What we’re seeing now in ways we did not before is the nature of our economy, and what a house of cards it all is. On one hand, we have a very impressive just-in-time efficiency juggernaut. We’ve mastered the efficiency of capital exchange - we can move trillions of dollars through the economy with breathtaking speed. We have also made production and distribution amazingly efficient. Our economic growth, our business expansion, our hiring, our growth in wages are a result of technological and institutional innovations, but we’ve also created a society that has become highly dependent on these complex economic chains and ecosystems. When they function as intended, they produce a livable wage for many and extreme wealth for some. But throw a wrench into the system or do anything that causes even a few weeks of disruption, and all hell breaks loose.
People will reflexively point to the fact that this is a Black Swan event that we’re living through now. Indeed it is, and it’s true that our economic carnage is inextricably tied to the health crisis. But our healthcare crisis is also a symptom of the economic system we’ve created. Hospital and public health policy, planning, and preparedness have either become radically capitalized or bureaucratized in such a way that they serve the interests of preserving a capitalized healthcare.
We’d be better off having better wages and more household savings (which I believe you point out). We’d also be better off if people at the top were not as wealthy as they are now, and bring them back closer to the center of our collective gravity. In other words, we need a better taxation and redistribution system, with redistribution focused on utilizing underemployed and undercapitalized people participating in the development of infrastructure that everyone can use and benefit from. A WPA program can’t be just created on fiat either; it must be funded by the wealthy or we’re just kicking a can down the road and forever diluting our currencies to fund grand monuments, coliseums, and pantheons.

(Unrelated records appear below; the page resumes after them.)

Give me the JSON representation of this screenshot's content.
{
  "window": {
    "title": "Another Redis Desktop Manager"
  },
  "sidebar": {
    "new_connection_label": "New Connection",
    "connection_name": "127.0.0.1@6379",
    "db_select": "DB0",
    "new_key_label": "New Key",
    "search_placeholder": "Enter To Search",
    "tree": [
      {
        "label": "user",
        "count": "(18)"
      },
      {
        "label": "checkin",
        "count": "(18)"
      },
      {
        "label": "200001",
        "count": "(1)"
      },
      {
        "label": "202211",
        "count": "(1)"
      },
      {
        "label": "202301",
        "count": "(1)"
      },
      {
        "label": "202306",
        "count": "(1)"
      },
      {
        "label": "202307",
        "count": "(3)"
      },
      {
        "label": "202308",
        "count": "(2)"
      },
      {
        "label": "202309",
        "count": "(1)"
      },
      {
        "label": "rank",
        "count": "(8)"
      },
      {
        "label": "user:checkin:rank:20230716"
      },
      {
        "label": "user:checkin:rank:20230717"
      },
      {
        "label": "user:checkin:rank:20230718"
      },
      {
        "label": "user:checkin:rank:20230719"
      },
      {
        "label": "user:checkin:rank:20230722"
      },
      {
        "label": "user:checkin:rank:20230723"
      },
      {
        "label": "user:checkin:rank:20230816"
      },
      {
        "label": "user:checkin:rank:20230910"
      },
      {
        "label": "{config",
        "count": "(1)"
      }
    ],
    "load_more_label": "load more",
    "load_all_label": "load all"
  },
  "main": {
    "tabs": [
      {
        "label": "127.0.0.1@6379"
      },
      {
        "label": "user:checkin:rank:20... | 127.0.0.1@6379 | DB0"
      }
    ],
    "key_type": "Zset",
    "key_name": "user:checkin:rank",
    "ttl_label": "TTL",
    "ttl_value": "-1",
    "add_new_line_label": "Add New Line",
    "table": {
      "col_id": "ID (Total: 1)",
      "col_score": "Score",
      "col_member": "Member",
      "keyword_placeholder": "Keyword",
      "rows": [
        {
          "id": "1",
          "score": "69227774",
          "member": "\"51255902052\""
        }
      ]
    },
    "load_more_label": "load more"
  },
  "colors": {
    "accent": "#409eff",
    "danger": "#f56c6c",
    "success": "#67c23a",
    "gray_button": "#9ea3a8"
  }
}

You are correct. That’s why it’s important to keep money supply roughly equivalent to the supply of economic outputs such as goods and services. Unfortunately, on a fundamental level, voters and so-called leaders focus far too much on finance instead of economics.
The biggest problem for humanity in the 21st century is how to manage an decreasing economy instead of a growing one. All economic theory is based on an expanding economy. But, in the 21st century, the human race has reached a point where its size and impact on the planet must be reduced, not expanded. We are obviously overheating the planet, eliminating diversity of species, eliminating wildlands. In order to maintain a diversity of life on the planet, we must reduce the impact humans are making, which means reducing the human economy.
This will happen. The big question is how society will handle it. A successful one will learn how to manage with decreasing output, not how to promote an increasing one.
Call me a cornucopian, but it seems like advances in 3D printing, nanotechnology, lab grown meat, space mining, etc. will eventually open up new economic opportunities for us.
We’ve never really had to worry too much about natural resource shortages or pollution. But I think we will find ways to build an economic system that takes them in mind.